Bazı dönemlerde kadın oldukça ön plana çıkmış, anaerkil yaşam süreçlerinde, doğurganlığı nedeniyle kutsallık atfedilen kadın, zaman zaman tanrıçalaştırılmıştır. Orta Asya Türk Devletlerinde kadınlar önemli siyasi haklara sahipti. O dönemlerde Türk kadını, evin harem kısmında yaşayan, erkeklerden kaçan, haklardan yoksun, pasif bir durumda değil, sosyal ve siyasi hayatın her noktasında aktif olarak yer almış, saygı gösterilmiş bireyler olarak yaşamışlardır. Yine o dönemlerde erkek ve kadın eşit haklara sahipti ve cinsiyet ayrımı asla yapılmıyordu. Büyük bir serbestliğe sahip olan kadınlar, ata binmek, avlanmak, dövüşmek ve şaman ayinlerini düzenlemek gibi haklara sahipti. Devlet yönetiminde de hatunluk hukukuna sahip Türk kadınının, eşinin yanında bir yeri ve söz hakkı bulunurdu. Bununla birlikte bazı dönemlerde ve çeşitli toplumlarda kadın, hiçbir hakkı olmayan değersiz bir eşya, bir nesne olarak görülmüş, hatta köle durumuna düşürülmüştür. Bu farklılıkları, yaşanılan toplumun anlayışına ve dönemin şartlarına göre de değerlendirmek gerekir.
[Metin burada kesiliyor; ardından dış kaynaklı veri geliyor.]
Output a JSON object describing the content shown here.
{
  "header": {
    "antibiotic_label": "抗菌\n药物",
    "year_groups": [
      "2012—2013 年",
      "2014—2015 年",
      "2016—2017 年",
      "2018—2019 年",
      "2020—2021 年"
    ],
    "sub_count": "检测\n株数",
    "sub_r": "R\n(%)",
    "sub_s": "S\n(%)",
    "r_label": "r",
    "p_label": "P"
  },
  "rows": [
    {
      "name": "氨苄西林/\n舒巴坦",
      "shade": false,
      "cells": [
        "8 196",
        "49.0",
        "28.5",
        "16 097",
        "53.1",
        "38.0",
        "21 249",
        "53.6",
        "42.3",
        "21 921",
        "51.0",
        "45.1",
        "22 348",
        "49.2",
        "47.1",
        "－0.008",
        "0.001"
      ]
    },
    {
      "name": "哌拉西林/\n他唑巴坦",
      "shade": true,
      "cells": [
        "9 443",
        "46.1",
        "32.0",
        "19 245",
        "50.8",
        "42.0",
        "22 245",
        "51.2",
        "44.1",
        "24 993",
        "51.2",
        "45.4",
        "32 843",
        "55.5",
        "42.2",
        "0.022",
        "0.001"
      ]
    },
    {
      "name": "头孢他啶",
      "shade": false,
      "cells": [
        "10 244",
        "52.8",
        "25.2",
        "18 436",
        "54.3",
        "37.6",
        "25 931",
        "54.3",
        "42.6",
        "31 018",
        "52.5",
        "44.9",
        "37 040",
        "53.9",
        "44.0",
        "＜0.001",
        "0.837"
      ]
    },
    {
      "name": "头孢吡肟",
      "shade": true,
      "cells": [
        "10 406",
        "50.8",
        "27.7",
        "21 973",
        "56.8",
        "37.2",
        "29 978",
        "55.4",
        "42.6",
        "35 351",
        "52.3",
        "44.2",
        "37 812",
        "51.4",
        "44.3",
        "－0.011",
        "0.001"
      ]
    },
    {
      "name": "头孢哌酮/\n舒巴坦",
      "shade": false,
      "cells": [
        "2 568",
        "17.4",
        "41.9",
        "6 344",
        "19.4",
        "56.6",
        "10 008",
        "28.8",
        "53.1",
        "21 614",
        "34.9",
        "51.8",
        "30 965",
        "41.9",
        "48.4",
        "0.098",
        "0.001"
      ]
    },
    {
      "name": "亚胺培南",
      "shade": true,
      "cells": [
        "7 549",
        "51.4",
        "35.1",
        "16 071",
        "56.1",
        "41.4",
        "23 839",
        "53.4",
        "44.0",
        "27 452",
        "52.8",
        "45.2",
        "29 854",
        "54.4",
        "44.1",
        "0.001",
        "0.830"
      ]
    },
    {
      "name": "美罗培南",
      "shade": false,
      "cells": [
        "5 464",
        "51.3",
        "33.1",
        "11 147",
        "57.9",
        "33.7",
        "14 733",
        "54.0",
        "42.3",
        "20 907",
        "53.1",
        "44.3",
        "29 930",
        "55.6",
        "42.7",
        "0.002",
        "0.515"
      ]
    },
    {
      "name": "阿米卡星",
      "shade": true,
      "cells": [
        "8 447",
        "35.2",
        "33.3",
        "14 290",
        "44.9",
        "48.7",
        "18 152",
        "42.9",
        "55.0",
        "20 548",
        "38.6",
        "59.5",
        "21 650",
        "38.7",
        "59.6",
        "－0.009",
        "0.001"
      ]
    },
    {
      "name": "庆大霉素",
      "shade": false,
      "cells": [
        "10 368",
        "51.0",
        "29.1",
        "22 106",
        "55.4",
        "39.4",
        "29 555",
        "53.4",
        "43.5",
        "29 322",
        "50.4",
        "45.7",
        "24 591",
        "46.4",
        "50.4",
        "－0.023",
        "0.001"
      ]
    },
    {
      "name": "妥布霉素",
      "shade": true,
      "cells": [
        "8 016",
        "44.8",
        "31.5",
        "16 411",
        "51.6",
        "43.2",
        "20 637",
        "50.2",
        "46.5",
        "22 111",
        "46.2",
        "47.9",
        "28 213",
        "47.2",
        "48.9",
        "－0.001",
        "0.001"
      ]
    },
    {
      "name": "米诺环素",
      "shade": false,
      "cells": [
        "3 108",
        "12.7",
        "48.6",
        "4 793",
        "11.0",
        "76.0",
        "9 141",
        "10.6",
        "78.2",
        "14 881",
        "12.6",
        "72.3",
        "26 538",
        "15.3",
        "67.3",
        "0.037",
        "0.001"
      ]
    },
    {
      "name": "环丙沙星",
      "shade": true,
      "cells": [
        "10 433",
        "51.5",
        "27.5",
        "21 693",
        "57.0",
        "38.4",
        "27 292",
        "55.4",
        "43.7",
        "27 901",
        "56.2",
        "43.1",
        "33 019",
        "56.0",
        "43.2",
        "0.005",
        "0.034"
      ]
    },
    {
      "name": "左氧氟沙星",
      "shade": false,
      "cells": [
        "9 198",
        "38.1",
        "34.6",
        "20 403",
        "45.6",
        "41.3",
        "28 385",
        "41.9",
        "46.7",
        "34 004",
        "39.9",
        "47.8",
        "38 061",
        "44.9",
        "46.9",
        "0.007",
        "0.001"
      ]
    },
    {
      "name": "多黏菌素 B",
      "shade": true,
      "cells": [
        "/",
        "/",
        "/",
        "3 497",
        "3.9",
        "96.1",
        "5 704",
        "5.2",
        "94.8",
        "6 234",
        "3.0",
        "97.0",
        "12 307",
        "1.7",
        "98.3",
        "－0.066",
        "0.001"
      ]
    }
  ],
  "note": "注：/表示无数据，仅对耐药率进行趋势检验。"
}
Zaman içinde Türk kadını siyasi hakları kullanma açısından bazı sınırlamalara tabi oldu. Osmanlı Devletinde Tanzimat fermanının ilanına kadar olan süreçte kadınlar bir çok haktan yoksun kalmışlardı. Kadınların, toplumun kendisine uygun gördüğü, annelik, ev hanımlığı rolleri dışında kamusal yaşama girerek siyasi hakları kazanması ancak demokrasi, insan hakları, eşitlik kavramlarının gelişmesi sonucunda gerçekleşmiştir. Bu hakların kazanılması, uzun bir evrim sürecinde olmuştur. 20. yüzyıla gelinceye kadar kadınların siyasal ve toplumsal hayattaki rolleri sınırlıydı. Meşrutiyet döneminde kurulan bazı kadın dernekleri ve basın sayesinde Osmanlı kadını genel anlamda kadın haklarını arama yoluna gitmiş, siyasi hak talebini dile getirmeye başlamıştır. Ancak Türk kadınının gerçek anlamda siyasi hakları kazanması Cumhuriyetin ilanından sonra çıkarılan yasalarla gerçekleşmiştir. 1900’lü yılların başında Kadınlar Dünyası adıyla yayınlanan bir dergide kadın sorunlarına değinen yazılar yayınlanarak Osmanlı kadınının toplumsal hayatta etkin rol oynaması gerektiği savunulmuştur. Bu dergiyi çıkaranlar 1913 yılında kurdukları “Osmanlı Müdafaa-i Hukuk-ı Nisvan Cemiyeti” (Osmanlı Kadınının Hakkını Savunma Derneği) çatısı altında toplanmışlar ve kadın haklarının geliştirilmesi için mücadele etmişlerdir. 1920’li yıllara gelindiğinde ise kadınların siyasi hak talepleri yüksek sesle dile getirilmeye başlanmıştı. Bu talepler karşısında erkekler tarafından karşı düşünceler ortaya atılmış, bu düşünceler zamanın gazetelerine yansımıştır. *“ Bu asabi tabiatlı cinsi latifler kırmızı rujlarıyla Meclise girseler seyretmek ne kadar da hoş olurdu.”